Produced: Tom Wilson

Recorded: Mayfair Studios, New York; February 1968

Released: 1968

Chart Peaks: None (UK) None (US)

Personnel: Connie Devanney (v); Ken Frankel (g, banjo); Richard Griggs (g, v); Carey Mann (b, v); David Kinsman (d)

Track listing: Walkin’ And Singin’; People Of The Night; Little Man; Dark World; L.A.P.D.; High Flying Bird; Hung Up Chick; Sleep; Full Cycle

Further listening: The Boston Sound (1968) contextualises Ill Wind’s sound

Further reading: www.zvonar.com

Download: Not currently legally available

For every mediocre hippie band that sold a million records, another excellent one barely registered. Ill Wind had a sound of their own, irreproachable chops, excellent tunes and a major label record deal – but were scuppered by the catalogue of blunders that peppered their album’s path to the few shops it ever appeared in.

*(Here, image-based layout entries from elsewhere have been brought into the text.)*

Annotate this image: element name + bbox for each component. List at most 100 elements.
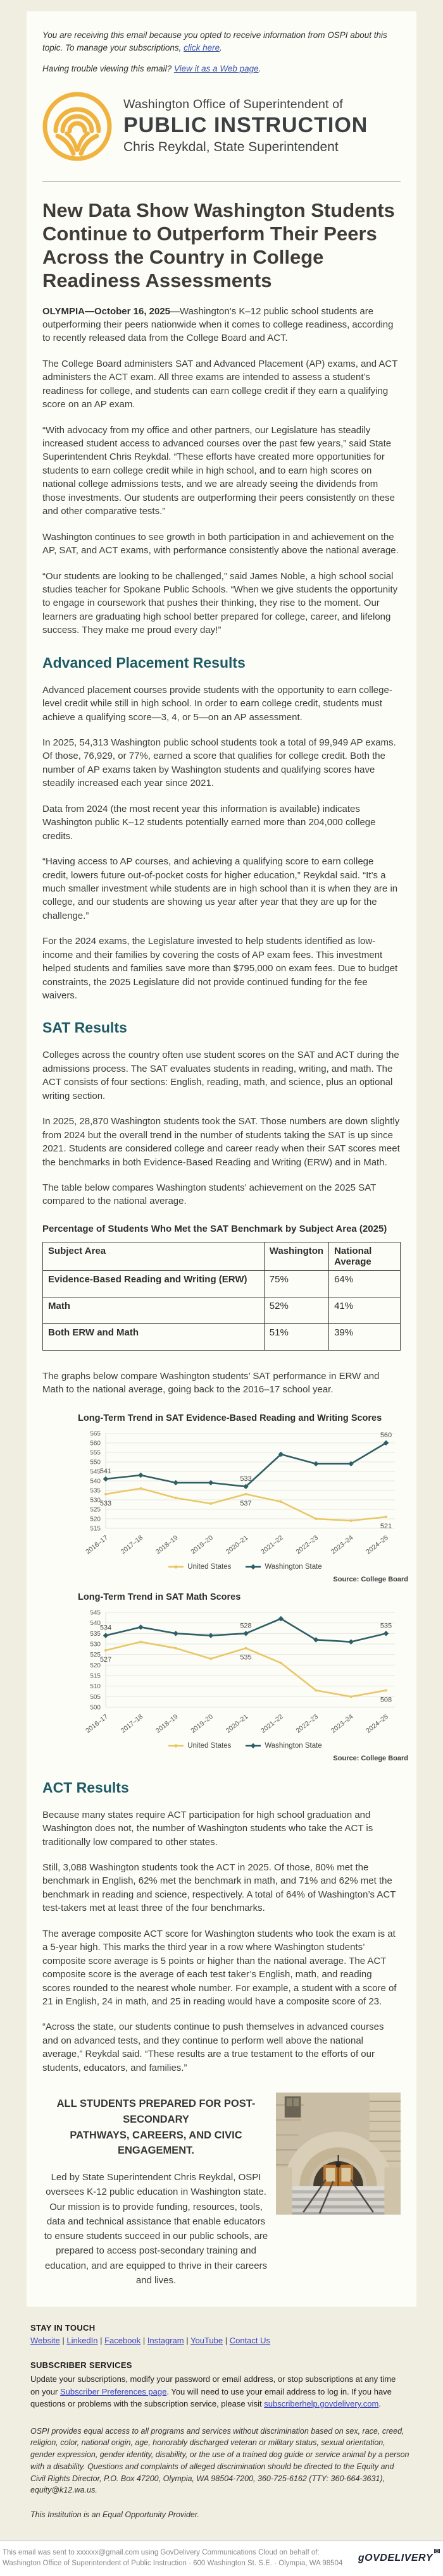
svg-text:2023–24: 2023–24 <box>330 1534 355 1556</box>
paragraph: Still, 3,088 Washington students took th… <box>42 1862 396 1914</box>
paragraph: For the 2024 exams, the Legislature inve… <box>42 936 398 1001</box>
svg-text:565: 565 <box>90 1430 101 1437</box>
chart-legend: United States Washington State <box>78 1742 412 1750</box>
chart-title: Long-Term Trend in SAT Math Scores <box>78 1592 241 1602</box>
footer-link-instagram[interactable]: Instagram <box>147 2336 184 2346</box>
sat-table-caption: Percentage of Students Who Met the SAT B… <box>42 1223 387 1234</box>
mission-statement: Led by State Superintendent Chris Reykda… <box>44 2172 268 2286</box>
line-chart-math: 500 505 510 515 520 525 530 535 540 545 2016–17 201… <box>78 1606 412 1741</box>
email-footer: STAY IN TOUCH Website | LinkedIn | Faceb… <box>0 2307 443 2541</box>
svg-text:2022–23: 2022–23 <box>294 1534 320 1556</box>
manage-subscriptions-link[interactable]: click here <box>184 43 220 53</box>
sat-benchmark-table: Subject Area Washington National Average… <box>42 1241 401 1351</box>
svg-text:515: 515 <box>90 1672 101 1679</box>
svg-text:560: 560 <box>90 1440 101 1447</box>
svg-text:520: 520 <box>90 1662 101 1669</box>
preheader-text: You are receiving this email because you… <box>42 30 387 53</box>
subscriber-help-link[interactable]: subscriberhelp.govdelivery.com <box>264 2399 379 2409</box>
svg-text:500: 500 <box>90 1704 101 1711</box>
svg-text:2016–17: 2016–17 <box>84 1534 109 1556</box>
math-trend-chart: Long-Term Trend in SAT Math Scores 500 50… <box>78 1592 412 1762</box>
footer-link-linkedin[interactable]: LinkedIn <box>66 2336 98 2346</box>
mission-heading: ALL STUDENTS PREPARED FOR POST-SECONDARY… <box>56 2098 256 2157</box>
svg-text:537: 537 <box>240 1500 251 1507</box>
svg-text:540: 540 <box>90 1620 101 1627</box>
col-national-average: National Average <box>328 1241 401 1271</box>
stay-in-touch-heading: STAY IN TOUCH <box>30 2323 96 2333</box>
svg-text:2022–23: 2022–23 <box>294 1713 320 1735</box>
paragraph: Advanced placement courses provide stude… <box>42 684 392 723</box>
legend-united-states: United States <box>168 1563 231 1571</box>
svg-text:560: 560 <box>380 1432 392 1439</box>
svg-text:535: 535 <box>90 1631 101 1638</box>
preheader-text-2: Having trouble viewing this email? <box>42 63 174 73</box>
social-links: Website | LinkedIn | Facebook | Instagra… <box>30 2336 271 2346</box>
legend-united-states: United States <box>168 1742 231 1750</box>
legend-washington-state: Washington State <box>245 1563 322 1571</box>
line-chart-erw: 515 520 525 530 535 540 545 550 555 560 565 2016–17… <box>78 1427 412 1562</box>
agency-name-line1: Washington Office of Superintendent of <box>123 97 343 112</box>
paragraph: “Across the state, our students continue… <box>42 2021 384 2073</box>
svg-text:550: 550 <box>90 1459 101 1466</box>
chart-source: Source: College Board <box>333 1575 408 1583</box>
svg-text:545: 545 <box>90 1468 101 1475</box>
svg-text:505: 505 <box>90 1694 101 1701</box>
svg-text:2020–21: 2020–21 <box>225 1534 250 1556</box>
subscriber-preferences-link[interactable]: Subscriber Preferences page <box>59 2386 167 2396</box>
paragraph: In 2025, 54,313 Washington public school… <box>42 737 396 789</box>
svg-text:534: 534 <box>100 1624 111 1631</box>
svg-text:540: 540 <box>90 1478 101 1485</box>
govdelivery-bar: This email was sent to xxxxxx@gmail.com … <box>0 2541 443 2576</box>
svg-text:545: 545 <box>90 1609 101 1616</box>
sent-to-line: This email was sent to xxxxxx@gmail.com … <box>3 2549 343 2567</box>
svg-text:2017–18: 2017–18 <box>120 1534 145 1556</box>
table-row: Evidence-Based Reading and Writing (ERW)… <box>42 1270 401 1297</box>
paragraph: The average composite ACT score for Wash… <box>42 1928 397 2007</box>
footer-link-contact-us[interactable]: Contact Us <box>229 2336 271 2346</box>
svg-text:2024–25: 2024–25 <box>365 1534 390 1556</box>
footer-link-youtube[interactable]: YouTube <box>190 2336 223 2346</box>
col-subject-area: Subject Area <box>42 1241 265 1271</box>
svg-text:2023–24: 2023–24 <box>330 1713 355 1735</box>
paragraph: Data from 2024 (the most recent year thi… <box>42 803 376 842</box>
svg-text:530: 530 <box>90 1641 101 1648</box>
paragraph: The table below compares Washington stud… <box>42 1182 376 1207</box>
chart-source: Source: College Board <box>333 1754 408 1762</box>
svg-text:521: 521 <box>380 1523 392 1530</box>
dateline: OLYMPIA—October 16, 2025 <box>42 305 171 317</box>
paragraph: The College Board administers SAT and Ad… <box>42 358 398 410</box>
table-row: Math 52% 41% <box>42 1296 401 1324</box>
header-divider <box>42 181 401 182</box>
svg-text:535: 535 <box>240 1653 251 1661</box>
svg-text:535: 535 <box>90 1487 101 1494</box>
view-as-webpage-link[interactable]: View it as a Web page <box>173 63 259 73</box>
superintendent-name: Chris Reykdal, State Superintendent <box>123 140 339 155</box>
preheader-webview-note: Having trouble viewing this email? View … <box>42 63 261 73</box>
footer-link-website[interactable]: Website <box>30 2336 60 2346</box>
equal-opportunity-statement: This Institution is an Equal Opportunity… <box>30 2510 200 2520</box>
mission-feature: ALL STUDENTS PREPARED FOR POST-SECONDARY… <box>42 2092 401 2288</box>
chart-legend: United States Washington State <box>78 1563 412 1571</box>
svg-text:515: 515 <box>90 1525 101 1532</box>
paragraph: Washington continues to see growth in bo… <box>42 531 399 556</box>
svg-text:533: 533 <box>240 1475 251 1483</box>
paragraph: “Our students are looking to be challeng… <box>42 570 398 636</box>
building-entrance-photo <box>276 2092 401 2215</box>
legend-washington-state: Washington State <box>245 1742 322 1750</box>
svg-text:520: 520 <box>90 1516 101 1523</box>
section-heading-act: ACT Results <box>42 1779 129 1796</box>
svg-text:2016–17: 2016–17 <box>84 1713 109 1735</box>
svg-text:2020–21: 2020–21 <box>225 1713 250 1735</box>
table-row: Both ERW and Math 51% 39% <box>42 1323 401 1351</box>
col-washington: Washington <box>263 1241 330 1271</box>
svg-text:2018–19: 2018–19 <box>154 1713 180 1735</box>
table-header-row: Subject Area Washington National Average <box>42 1241 401 1271</box>
svg-text:528: 528 <box>240 1622 251 1629</box>
footer-link-facebook[interactable]: Facebook <box>104 2336 141 2346</box>
svg-text:2021–22: 2021–22 <box>259 1713 285 1735</box>
lead-paragraph: OLYMPIA—October 16, 2025—Washington’s K–… <box>42 305 394 344</box>
subscriber-services-heading: SUBSCRIBER SERVICES <box>30 2360 132 2371</box>
svg-text:2021–22: 2021–22 <box>259 1534 285 1556</box>
svg-text:2019–20: 2019–20 <box>189 1534 215 1556</box>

The seeds of Ill Wind lay at MIT, the extremely competitive university in Boston where four of the band studied and threw themselves headlong into the counter-culture. ‘We were into unusual music and unorthodox behaviour, and actively sought out marijuana and LSD,’ recalls Richard Griggs, their rhythm guitarist. Renaming themselves Ill Wind in late 1966, they were joined by the icy-voiced Connie Devanney, wife of one of their professors, and gigged solidly throughout the new year, supporting Fleetwood Mac, Moby Grape, Van Morrison, The Who and others.

By summer 1967 things were happening in earnest. Demos were cut at Capitol, but an untimely LSD bust put paid to that. Enter Tom Wilson, legendary producer of Bob Dylan, Simon & Garfunkel and The Velvet Underground, who promptly signed them to his fledgling production company. Having signed away their recording and publishing rights, they delightedly started work on an album – but were soon to be disappointed. For all his promises, Wilson made little effort in the studio. ‘We got to record an album’, remembers Griggs, ‘but weren’t at all happy with the recording process or the finished result’.

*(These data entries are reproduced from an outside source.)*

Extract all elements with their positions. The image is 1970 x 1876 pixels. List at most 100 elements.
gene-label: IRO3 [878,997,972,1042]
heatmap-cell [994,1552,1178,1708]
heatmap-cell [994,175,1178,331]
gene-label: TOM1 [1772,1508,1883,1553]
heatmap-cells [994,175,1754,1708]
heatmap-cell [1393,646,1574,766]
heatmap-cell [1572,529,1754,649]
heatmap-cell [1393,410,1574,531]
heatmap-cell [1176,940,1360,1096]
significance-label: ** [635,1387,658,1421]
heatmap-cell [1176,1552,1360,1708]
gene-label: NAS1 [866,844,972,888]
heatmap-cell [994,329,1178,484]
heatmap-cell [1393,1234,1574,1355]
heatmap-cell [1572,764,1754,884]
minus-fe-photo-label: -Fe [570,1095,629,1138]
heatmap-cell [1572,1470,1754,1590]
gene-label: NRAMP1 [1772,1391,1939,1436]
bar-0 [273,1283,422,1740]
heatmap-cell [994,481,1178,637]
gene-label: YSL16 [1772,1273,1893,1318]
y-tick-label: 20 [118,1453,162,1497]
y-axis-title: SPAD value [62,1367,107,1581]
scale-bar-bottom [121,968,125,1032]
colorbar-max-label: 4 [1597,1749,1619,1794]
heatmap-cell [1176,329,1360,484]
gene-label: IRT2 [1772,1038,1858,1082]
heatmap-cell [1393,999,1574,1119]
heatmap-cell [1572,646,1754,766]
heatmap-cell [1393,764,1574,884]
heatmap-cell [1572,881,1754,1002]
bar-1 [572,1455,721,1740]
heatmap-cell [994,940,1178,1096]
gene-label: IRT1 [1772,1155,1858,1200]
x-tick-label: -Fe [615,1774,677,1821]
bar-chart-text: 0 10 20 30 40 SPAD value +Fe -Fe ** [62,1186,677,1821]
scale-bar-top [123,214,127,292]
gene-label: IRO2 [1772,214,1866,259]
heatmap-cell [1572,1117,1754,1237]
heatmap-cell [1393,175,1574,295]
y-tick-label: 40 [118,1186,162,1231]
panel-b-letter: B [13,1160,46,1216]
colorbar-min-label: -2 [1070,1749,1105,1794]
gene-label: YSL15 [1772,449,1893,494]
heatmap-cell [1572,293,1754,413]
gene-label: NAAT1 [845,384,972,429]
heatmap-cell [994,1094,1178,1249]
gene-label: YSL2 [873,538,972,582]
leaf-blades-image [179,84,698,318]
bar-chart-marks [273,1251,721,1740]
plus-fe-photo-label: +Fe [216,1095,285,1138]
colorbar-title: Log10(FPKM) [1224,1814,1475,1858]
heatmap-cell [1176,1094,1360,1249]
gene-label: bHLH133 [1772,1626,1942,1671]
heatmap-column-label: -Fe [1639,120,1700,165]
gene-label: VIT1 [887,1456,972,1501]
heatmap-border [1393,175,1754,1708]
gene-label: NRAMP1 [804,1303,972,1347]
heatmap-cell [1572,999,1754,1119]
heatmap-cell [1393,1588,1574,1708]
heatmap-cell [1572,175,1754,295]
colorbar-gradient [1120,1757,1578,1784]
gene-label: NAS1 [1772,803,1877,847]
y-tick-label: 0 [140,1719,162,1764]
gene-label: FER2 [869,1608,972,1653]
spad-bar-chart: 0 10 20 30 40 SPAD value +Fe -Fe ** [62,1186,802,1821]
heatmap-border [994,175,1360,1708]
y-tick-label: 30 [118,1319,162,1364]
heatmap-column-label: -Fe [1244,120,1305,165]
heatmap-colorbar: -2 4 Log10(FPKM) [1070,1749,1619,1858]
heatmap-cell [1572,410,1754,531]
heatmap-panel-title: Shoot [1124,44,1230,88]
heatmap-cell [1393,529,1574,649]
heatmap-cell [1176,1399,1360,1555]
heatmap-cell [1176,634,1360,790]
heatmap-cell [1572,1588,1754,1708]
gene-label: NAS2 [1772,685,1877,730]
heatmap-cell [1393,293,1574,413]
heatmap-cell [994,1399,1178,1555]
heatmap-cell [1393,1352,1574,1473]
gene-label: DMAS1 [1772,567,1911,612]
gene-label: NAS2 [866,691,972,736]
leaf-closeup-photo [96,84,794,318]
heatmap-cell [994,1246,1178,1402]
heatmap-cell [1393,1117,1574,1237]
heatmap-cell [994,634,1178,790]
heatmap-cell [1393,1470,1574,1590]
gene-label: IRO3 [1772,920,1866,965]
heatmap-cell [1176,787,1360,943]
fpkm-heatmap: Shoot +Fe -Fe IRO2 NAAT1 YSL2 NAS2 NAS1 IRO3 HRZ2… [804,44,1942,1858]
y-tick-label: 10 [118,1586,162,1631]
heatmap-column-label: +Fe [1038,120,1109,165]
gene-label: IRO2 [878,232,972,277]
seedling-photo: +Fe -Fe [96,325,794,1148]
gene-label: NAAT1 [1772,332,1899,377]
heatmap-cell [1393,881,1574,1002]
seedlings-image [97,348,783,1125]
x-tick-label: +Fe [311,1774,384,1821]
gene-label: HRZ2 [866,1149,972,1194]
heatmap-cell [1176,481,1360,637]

Despite this, Flashes contains some of the finest psychedelia conceivable. People Of The Night, for instance, centres on an epic five-minute Eastern-tinged guitar solo that never stops gathering momentum over an ever more frantic rhythm section. The song also shows Devanney to have had one of the great female rock voices of the late ’60s, cold yet surprisingly emotive. But the album’s masterpiece is Dark World, one of the most personal and beautiful of all psychedelic recordings and graced with an unusual, sombre fuzz bass solo.

Recording complete, the band were unprepared for the volley of blows awaiting them. The album’s tacky front cover, complete with incorrect song information and poorly reproduced photos on the rear, was injury enough. But adding insult was a pressing fault that necessitated the recall of the initial pressing. By the time it had been corrected, momentum was lost. No interviews were organised, so no airplay was arranged, so no reviews appeared. A promotional tour was cancelled and, trapped in a contract they resented, Ill Wind blew itself out at the end of 1968.